Deploying Python Microservices on Kubernetes: Lessons Learned

After two years of running Python microservices on Kubernetes across AWS EKS and GCP GKE, I have accumulated a list of mistakes I wish someone had warned me about. These are not theoretical concerns from documentation — they are patterns that caused real outages, wasted compute, and late-night debugging sessions.

Get Your Health Checks Right

The single most common failure mode I have seen is misconfigured liveness and readiness probes. A Python service using FastAPI or Flask might take several seconds to load ML models or establish database connection pools at startup. If your liveness probe fires before initialization completes, Kubernetes kills the pod, it restarts, gets killed again, and you enter a CrashLoopBackOff spiral.

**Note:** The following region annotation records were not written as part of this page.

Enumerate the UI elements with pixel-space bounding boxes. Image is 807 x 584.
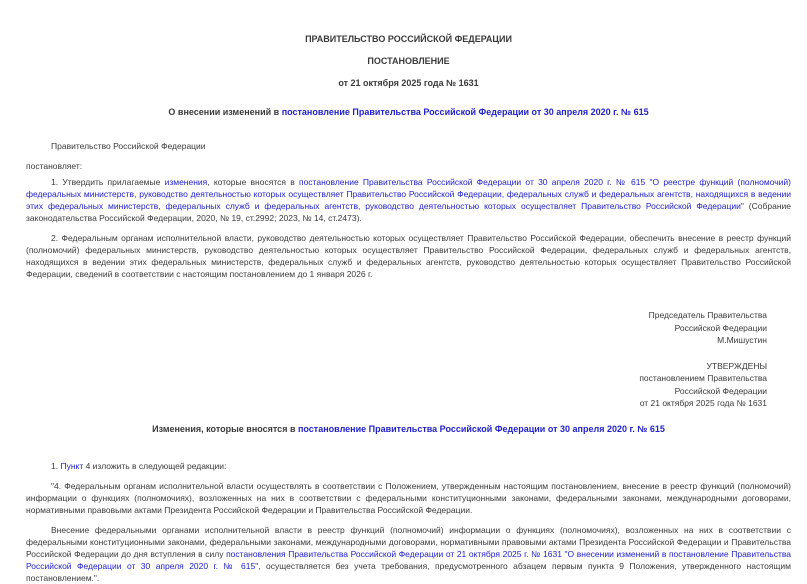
changes-heading <box>26 423 791 435</box>
paragraph-1-text-1: 1. Утвердить прилагаемые <box>51 177 165 187</box>
link-decree-615-title[interactable]: постановление Правительства Российской Федерации от 30 апреля 2020 г. № 615 <box>281 107 649 117</box>
link-decree-615-full[interactable]: постановление Правительства Российской Федерации от 30 апреля 2020 г. № 615 "О реестре функций (полномочий) федеральных министерств, руководство деятельностью которых осуществляет Правительство Российской Федерации, федеральных служб и федеральных агентств, находящихся в ведении этих федеральных министерств, федеральных служб и федеральных агентств, руководство деятельностью которых осуществляет Правительство Российской Федерации" <box>26 177 791 211</box>
preamble-government: Правительство Российской Федерации <box>51 141 206 151</box>
approval-block <box>26 360 767 410</box>
preamble-resolves: постановляет: <box>26 161 83 171</box>
link-changes[interactable]: изменения <box>164 177 208 187</box>
paragraph-2: 2. Федеральным органам исполнительной власти, руководство деятельностью которых осуществляет Правительство Российской Федерации, обеспечить внесение в реестр функций (полномочий) федеральных министерств, руководство деятельностью которых осуществляет Правительство Российской Федерации, федеральных служб и федеральных агентств, находящихся в ведении этих федеральных министерств, федеральных служб и федеральных агентств, руководство деятельностью которых осуществляет Правительство Российской Федерации, сведений в соответствии с настоящим постановлением до 1 января 2026 г. <box>26 233 791 279</box>
changes-item-1-text: 4 изложить в следующей редакции: <box>83 460 227 471</box>
link-decree-615-heading[interactable]: постановление Правительства Российской Федерации от 30 апреля 2020 г. № 615 <box>297 423 665 434</box>
document-title-prefix: О внесении изменений в <box>168 107 282 117</box>
header-doc-type: ПОСТАНОВЛЕНИЕ <box>367 56 450 66</box>
paragraph-transition <box>26 524 791 584</box>
signature-block <box>26 309 767 347</box>
link-decree-1631[interactable]: постановления Правительства Российской Федерации от 21 октября 2025 г. № 1631 "О внесении изменений в постановление Правительства Российской Федерации от 30 апреля 2020 г. № 615" <box>26 548 791 571</box>
document-title <box>26 106 791 118</box>
approval-line: Российской Федерации <box>674 385 767 396</box>
header-date-number: от 21 октября 2025 года № 1631 <box>338 78 479 88</box>
paragraph-1 <box>26 176 791 224</box>
paragraph-transition-text-2: , осуществляется без учета требования, предусмотренного абзацем первым пункта 9 Положения, утвержденного настоящим постановлением.". <box>26 560 791 583</box>
link-clause-4[interactable]: Пункт <box>60 460 84 471</box>
approval-line: УТВЕРЖДЕНЫ <box>706 360 767 371</box>
paragraph-new-clause-4: "4. Федеральным органам исполнительной власти осуществлять в соответствии с Положением, утвержденным настоящим постановлением, внесение в реестр функций (полномочий) информации о функциях (полномочиях), возложенных на них в соответствии с федеральными конституционными законами, федеральными законами, международными договорами, нормативными правовыми актами Президента Российской Федерации и Правительства Российской Федерации. <box>26 480 791 515</box>
changes-item-1-number: 1. <box>51 460 61 471</box>
paragraph-transition-text-1: Внесение федеральными органами исполнительной власти в реестр функций (полномочий) информации о функциях (полномочиях), возложенных на них в соответствии с федеральными конституционными законами, федеральными законами, международными договорами, нормативными правовыми актами Президента Российской Федерации и Правительства Российской Федерации до дня вступления в силу <box>26 524 791 559</box>
changes-item-1 <box>26 460 791 472</box>
signature-position-line: Российской Федерации <box>674 322 767 333</box>
approval-line: от 21 октября 2025 года № 1631 <box>639 398 767 408</box>
signature-name: М.Мишустин <box>717 335 767 345</box>
header-organization: ПРАВИТЕЛЬСТВО РОССИЙСКОЙ ФЕДЕРАЦИИ <box>305 34 512 44</box>
paragraph-1-text-2: , которые вносятся в <box>207 177 299 187</box>
paragraph-1-text-3: (Собрание законодательства Российской Федерации, 2020, № 19, ст.2992; 2023, № 14, ст.2473). <box>26 201 791 223</box>
changes-heading-prefix: Изменения, которые вносятся в <box>152 423 298 434</box>
signature-position-line: Председатель Правительства <box>648 310 767 320</box>
approval-line: постановлением Правительства <box>639 373 767 383</box>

The fix is straightforward: separate your readiness probe from your liveness probe. The readiness probe should gate traffic until your application is fully initialized. The liveness probe should only fail when the process is genuinely stuck. I typically set initialDelaySeconds to at least 30 seconds for services that load models, and I use a dedicated /healthz endpoint that checks downstream dependencies like database connections and API credentials, distinct from a simple /ready endpoint that just confirms the server is accepting requests.

Resource Requests and Limits Are Not Optional

Python’s memory behavior makes resource configuration tricky. CPython does not release memory back to the OS eagerly due to its internal memory allocator. A service that spikes to 512MB during a burst will often hold that memory indefinitely, even after the objects are garbage collected.

Set your resource requests based on steady-state usage and your limits based on observed peak plus a 20% buffer. Use memory_profiler or Prometheus metrics with process_resident_memory_bytes to understand actual consumption before you set values. I have seen teams set limits too aggressively and get OOMKilled under normal load because they tested locally where memory pressure behaves differently.

For CPU, remember that Python’s GIL means a single-threaded workload will never use more than one core effectively. Setting a CPU limit of 4 on a synchronous Flask app is wasting quota. Match your limits to your concurrency model — if you are running Gunicorn with 4 workers, a CPU request of 1 and limit of 2 is usually reasonable.

Graceful Shutdown Matters More Than You Think

When Kubernetes terminates a pod, it sends SIGTERM and then waits for terminationGracePeriodSeconds (default 30 seconds) before sending SIGKILL. Many Python frameworks do not handle SIGTERM gracefully out of the box. If your service is mid-request or holding a database transaction, you get dropped connections and data inconsistency.

Register a signal handler that sets a shutdown flag, stops accepting new work, and drains in-flight requests. For async services using uvicorn, pass the --timeout-graceful-shutdown flag. For Celery workers, use SIGTERM with --without-heartbeat to allow tasks to complete. Also configure a preStop hook in your pod spec with a short sleep — this gives the Kubernetes endpoints controller time to remove the pod from the Service before traffic stops arriving.

Container Image Discipline

Use multi-stage Docker builds. Your build stage can include gcc, build-essential, and development headers, but your runtime image should be as lean as possible. I use python:3.11-slim as the base for production and install only the wheels built in the prior stage. This typically cuts image size from 1.2GB to under 300MB, which directly impacts pod startup time when nodes need to pull the image.

Pin every dependency. Do not use pip install flask in a Dockerfile — use a requirements.txt with exact versions generated from pip-compile. A floating dependency that works today and breaks tomorrow will cause a rollout failure at the worst possible time.

Observability From Day One

Instrument your services before you need to debug them. At minimum, expose Prometheus metrics using prometheus-client, ship structured JSON logs with correlation IDs so you can trace requests across services, and add OpenTelemetry tracing if you are running more than three services. The cost of adding observability after an outage is always higher than building it in upfront.